Libéré en juin 1921, il participait comme guetteur le 25 juillet, avec deux malfaiteurs dont il avait fait la connaissance à la prison de Grenoble, à l’attaque de voyageurs dans le train Pari-Marseille. Un jeune homme, qui avait résisté, fut tué dans l’attaque. Le 30 juillet, Mecislas Charrier était arrêté sous le nom de Dujardin dans un hôtel de la rue des Fossés-Saint-Jacques (5e arr.) par la police qui trouvait une somme d’argent et le plan de l’attaque du train. Charrier reconnaissait les faits et dénonçait ses complices, qui le jour même étaient abattus lors de leur arrestation après avoir tué un inspecteur. Inculpé de « vol et de complicité volontaire d’homicide », Mecislas Charrier que la presse présentait comme « un petit jeune homme maigre, au teint olivâtre, aux cheveux noirs, au long nez, avec de petits yeux de chinois » (cf. Figaro, 29 avril 1922) fut, bien que n’ayant pas directement de sang sur les mains, condamné à mort lors du procès tenu en avril 1922. Dans une lettre datée du 18 mai, Mécislas Charrier écrivait au Libertaire : « Certes, je fus un de vos fervents adeptes jadis, mais au fil des jours malheureux, d’obstaclesn de douleur en douleur, de déception en déception, je jugeai utile de ne pas trop me sacrifier moi-même. C’est alors que je me mos à songer à la vengeance. Vous n’admettez pas ces théories, vous n’êtes pas individualistes, vous réprouvez toute application du principe de la reprise individuelle, vous réfutez la violence ayant pour but un intérêt personnel, je le comprends fort bien… Ce n’est pas sans amertume que j’écris ces lignes, car enfin je ne puis me défendre de la sympathie que j’éprouve pour vos conceptions ; j’en reconnais toute la valeur, mais que voulez-vous, j’ai trop souffert pour ne pas vouloir me venger, et j’ai été trop écoeuré par les inégalités sociales pour vous suivre dans l’âpre voie du travail ». Après avoir rédigé le testament suivant, « Je soussigné Jacques Mecislas Charrier, étudaint en médecine, militant libertaire et condamné à mort par la grâce de douze enfants terribles, légue : mon estomac à l’avocat général qui en a manqué ; ma peau… lisse au chef de la Sûreté ; ma plante des pieds au jardin… des plantes ; mes seins à l’église romaine, mes pectoraux à la pharmacie Cannone. Non terminé pour cause de décès involontaire », Mécislas Charrier fut guillotiné dans la cour de la prison de la Santé le 3 août 1922.

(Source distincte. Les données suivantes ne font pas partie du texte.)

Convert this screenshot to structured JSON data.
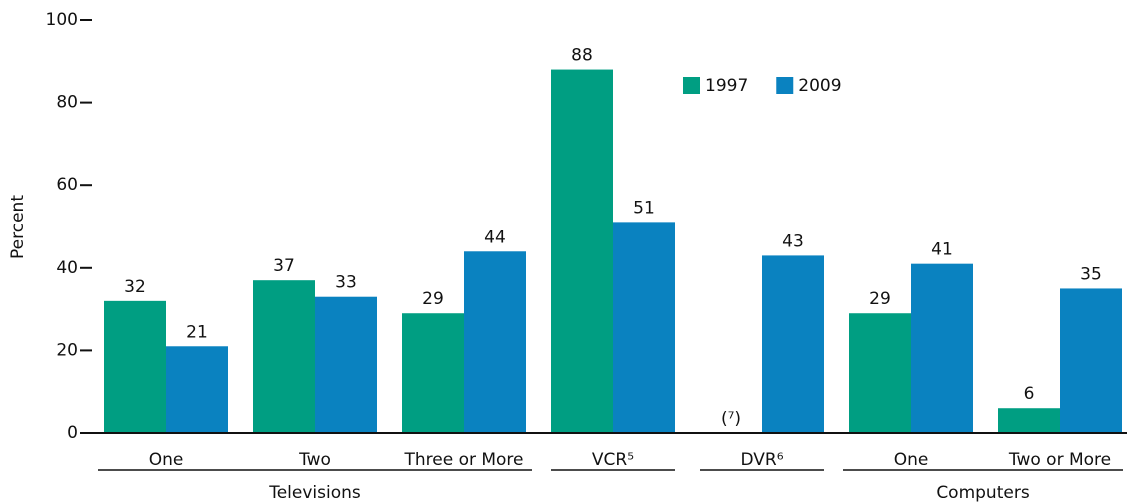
{
  "chart_data": {
    "type": "bar",
    "y_label": "Percent",
    "categories": [
      "One",
      "Two",
      "Three or More",
      "VCR⁵",
      "DVR⁶",
      "One",
      "Two or More"
    ],
    "groups": [
      {
        "label": "Televisions",
        "first": 0,
        "last": 2
      },
      {
        "label": "Computers",
        "first": 5,
        "last": 6
      }
    ],
    "series": [
      {
        "name": "1997",
        "color": "#009e82",
        "values": [
          32,
          37,
          29,
          88,
          null,
          29,
          6
        ],
        "value_labels": [
          "32",
          "37",
          "29",
          "88",
          "(⁷)",
          "29",
          "6"
        ]
      },
      {
        "name": "2009",
        "color": "#0a82c0",
        "values": [
          21,
          33,
          44,
          51,
          43,
          41,
          35
        ]
      }
    ],
    "ylim": [
      0,
      100
    ],
    "yticks": [
      0,
      20,
      40,
      60,
      80,
      100
    ],
    "legend": "top"
  }
}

André Colomer au lendemain de son exécution écrivit "Fils d’intellectuel paria, orphelin, sans métier, vagabond, traqué sans merci à chaque recoin de sa vie et du monde par les nécessités impitoyables d’une société de fer, le voilà qui lutte seul, déclassé, seul contre toute une meute aboyante… Il fut un beau révolté qui sut au fur et à mesure qu’il se rapprochait de la mort, atteindre à une affirmation de plus en plus grande de la conscience anarchiste " (cf. Le Libertaire, 4 août 1922). Il ajoutait : “A quatre heures et demie, mercredi matin, nos camardes du quartier politique de la Santé qui ne dormaient pas très profondément furent réveillés par une voix fière et mâle qui, dans le silence du matin, chantait le premier couplet de l’Internationale. Tout de suite ils comprirent, c’était Charrier qui traversait les couloirs de la prison, sortant de sa cellule, allant à la guillotine… Aussitôt nos camarades se précipitèrent, qui à leurs portes, qui à leurs fenêtres… ils crièrent de tut la fre de leurs poumons Vive Charrier !’ (ibid.)